But in his opinion, Susan had crossed over the line, and he’d told her so this morning before she’d left.

“You have to be kidding,” she’d laughed.

“You’re fleecing poor bastards who have nothing.”

“This coming from a man who is willing to spend millions merely for a game? Of killing people for sport?”

“Hardly innocents.”

“Come off it, Thomas, you got screwed over because of a bitcoin deal that was probably bogus to begin with. So you wanted to do something to McGarvey and his wife, but you didn’t want to get your hands dirty, so you asked your Russian pal to take care of it.” The disdain in her wide eyes and the downturn of her pretty lips was palpable. “That’s so fucking typical of you.”

“The pot calling the kettle black?”

“I do my own dirty deals. And I don’t have to sign away anything to do them.”

“I would have backed the pipeline deal anyway.”

“Something like that has never been on your radar, and you know it,” Susan had said before she’d gone to the door. But then she’d turned back. “Be careful, Thomas, that this doesn’t bite you in the ass. That could be a wound so deep you’d never be able to recover from it.”

She was supposed to be back sometime this evening, but Hammond was beginning to wonder if he really gave a damn. She and her prima donna tantrums were beginning to wear thin for him.

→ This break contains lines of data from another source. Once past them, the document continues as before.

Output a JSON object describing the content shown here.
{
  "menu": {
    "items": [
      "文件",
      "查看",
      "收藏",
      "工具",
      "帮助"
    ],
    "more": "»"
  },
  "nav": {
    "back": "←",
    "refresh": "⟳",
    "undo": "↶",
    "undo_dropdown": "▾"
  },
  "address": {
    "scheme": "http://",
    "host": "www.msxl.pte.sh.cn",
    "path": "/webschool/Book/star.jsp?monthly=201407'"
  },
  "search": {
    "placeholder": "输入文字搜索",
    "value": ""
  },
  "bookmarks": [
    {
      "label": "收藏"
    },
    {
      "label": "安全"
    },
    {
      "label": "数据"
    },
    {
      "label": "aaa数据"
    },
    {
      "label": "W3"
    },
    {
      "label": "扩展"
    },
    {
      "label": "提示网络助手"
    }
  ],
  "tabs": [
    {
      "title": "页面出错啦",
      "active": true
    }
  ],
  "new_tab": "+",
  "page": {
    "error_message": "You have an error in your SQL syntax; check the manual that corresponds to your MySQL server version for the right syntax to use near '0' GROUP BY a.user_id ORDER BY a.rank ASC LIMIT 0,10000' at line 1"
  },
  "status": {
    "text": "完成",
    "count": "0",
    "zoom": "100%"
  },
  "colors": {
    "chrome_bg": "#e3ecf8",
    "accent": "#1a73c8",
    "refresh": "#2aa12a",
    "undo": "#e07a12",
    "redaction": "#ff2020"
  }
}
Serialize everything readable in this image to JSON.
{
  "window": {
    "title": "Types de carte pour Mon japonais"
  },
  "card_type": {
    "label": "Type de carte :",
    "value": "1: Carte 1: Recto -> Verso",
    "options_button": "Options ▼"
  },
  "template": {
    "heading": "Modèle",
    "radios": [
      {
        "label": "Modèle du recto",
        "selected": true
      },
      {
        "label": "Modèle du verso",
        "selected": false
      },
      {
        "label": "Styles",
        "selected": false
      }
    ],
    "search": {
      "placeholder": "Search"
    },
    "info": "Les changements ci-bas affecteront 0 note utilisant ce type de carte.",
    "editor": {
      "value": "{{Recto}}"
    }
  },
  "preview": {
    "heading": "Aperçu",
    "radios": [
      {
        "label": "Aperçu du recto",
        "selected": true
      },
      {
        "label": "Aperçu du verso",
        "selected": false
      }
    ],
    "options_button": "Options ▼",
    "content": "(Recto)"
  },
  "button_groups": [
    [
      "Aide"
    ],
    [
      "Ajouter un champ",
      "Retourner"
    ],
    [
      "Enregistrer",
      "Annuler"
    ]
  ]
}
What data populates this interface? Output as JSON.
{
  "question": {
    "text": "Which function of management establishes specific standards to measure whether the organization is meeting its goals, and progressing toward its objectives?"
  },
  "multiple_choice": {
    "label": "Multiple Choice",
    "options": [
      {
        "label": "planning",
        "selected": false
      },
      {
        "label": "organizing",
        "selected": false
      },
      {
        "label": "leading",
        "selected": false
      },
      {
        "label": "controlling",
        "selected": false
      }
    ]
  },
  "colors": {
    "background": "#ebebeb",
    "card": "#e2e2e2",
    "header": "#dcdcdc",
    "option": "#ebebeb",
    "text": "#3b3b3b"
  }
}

He picked up his phone and called his Strategic Liaison Group office in Washington. One of the secretaries answered, but not until after five rings.

“SLG,” she said, a touch of what sounded like hysteria in her voice.

Hammond knew what might have happened, and he realized that he really didn’t give a damn about it either. “This is Tom Hammond. What’s going on?”

“Oh, sir, it’s Mr. Rodriguez.”

“What about him?”

“He’s dead,” the woman blubbered.

“What the hell are you talking about? Dead, how?”

“He was getting out of a cab a couple of hours ago out front, and a truck or something ran into him. He never had a chance.”

“Was the truck driver arrested?”

“We don’t know.”

“What the fuck do you know?” Hammond shouted.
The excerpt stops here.